La fraga, el souto, la carballeira…

La fraga

Penetremos en el interior del bosque cuando se pone el traje multicolor, otoñal,  por encima de un verdoso tapiz de maravillosas degradaciones, en ese momento en el que la luz obtiene del entorno irrepetibles colores.

Amanece con bruma mansa que empapa la tierra.

A través de ella penetra un sol tímido que matiza las perspectivas.

Clarea mas allá del mediodía entre conversaciones de pájaros.

A veces, por la tarde, el verde se torna plomizo-gris de lluvia y crecen en él árboles de extrañas formas abrazados por líquenes misteriosos, y a su lado, helechos de ascendencia milenaria.

Este bosque es la fraga, bella y misteriosa, y propia de la Galicia mas interior.

Hay en el País otros bosques de ladera, crecidos entre prados y cultivos, que llamamos soutos. Crece en ellos el castaño que da el mas popular fruto del otoño, la castaña.

El carballo de las leyendas crece salvaje, a su aire.

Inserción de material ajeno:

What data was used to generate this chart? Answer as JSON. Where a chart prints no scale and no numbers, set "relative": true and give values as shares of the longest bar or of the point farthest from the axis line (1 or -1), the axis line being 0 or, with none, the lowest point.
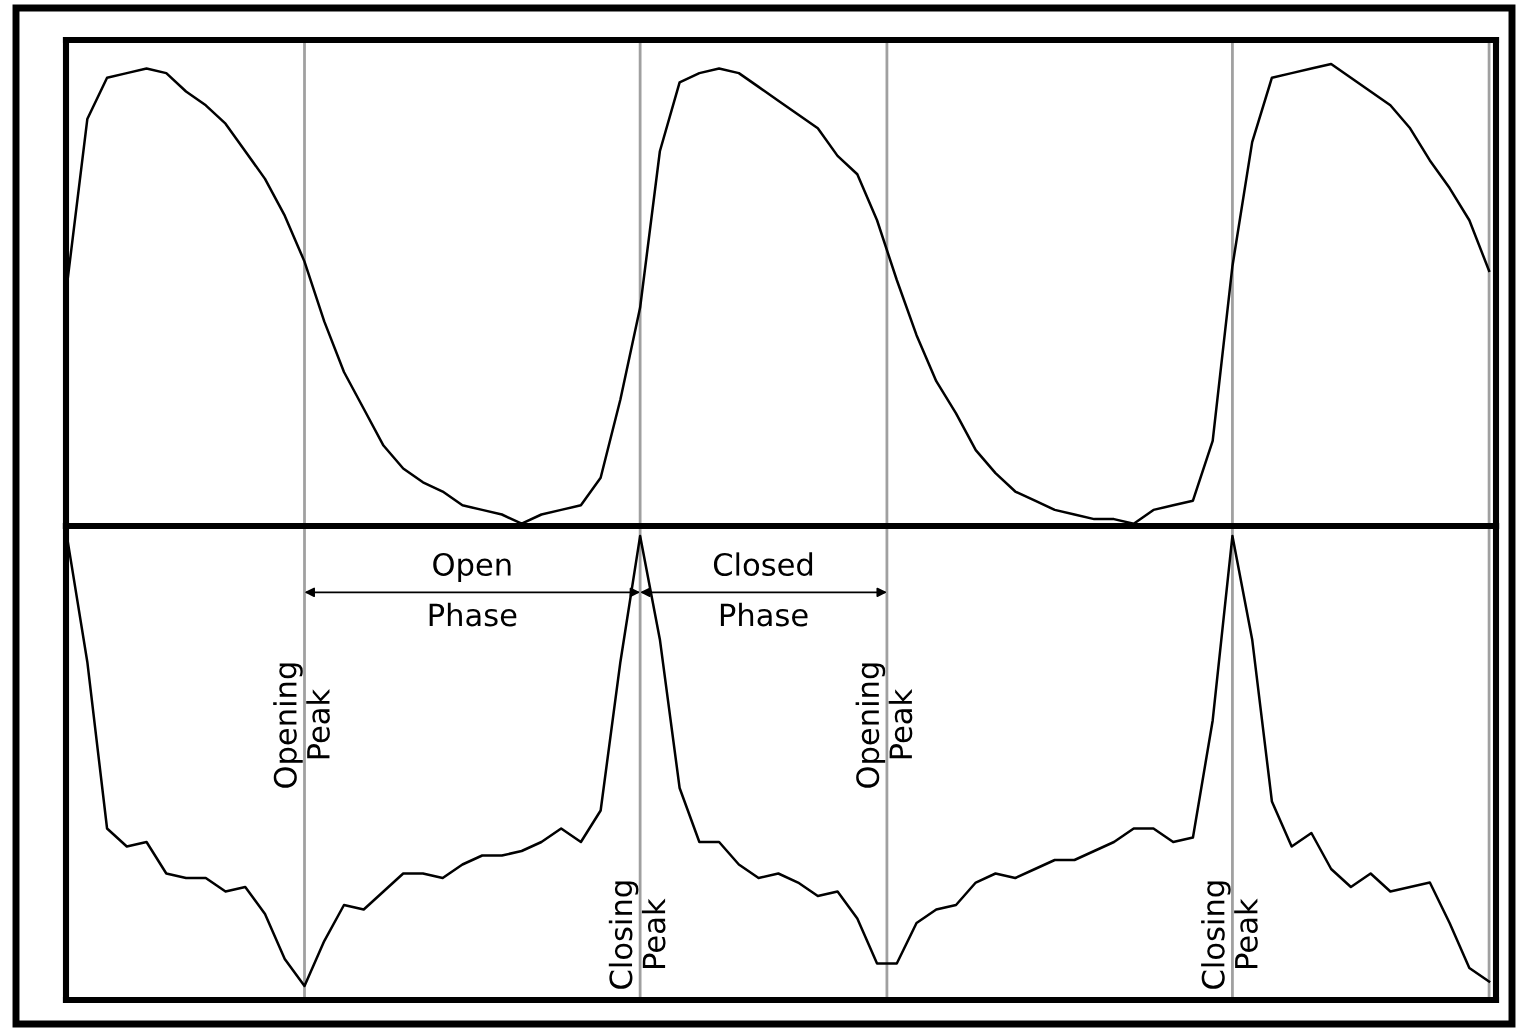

El souto es primohermano de la carballeira que está próxima a los lugares humanizados, el pulmón de la villa en donde se celebra la feria y la fiesta.  Y hay carballeiras hermosas que nacieron para la romería en el entorno alto de las románicas capillas.

Dicen que estos bosques  llegaron a cubrir todo el país, cuando el territorio era solo de los galaicos.

Bosque de ribeira


Seguro que en aquella época, eran también extensos los bosques de ribera, crecidos junto a los ríos, con madera de abedul.

Aunque los abedules o bidueiros también buscan la belleza de la sierra, en medio del paisaje que crece hacia el cielo por los picos de San Mamede, como el Bidueiral de Montederramo, espacio protegido europeo.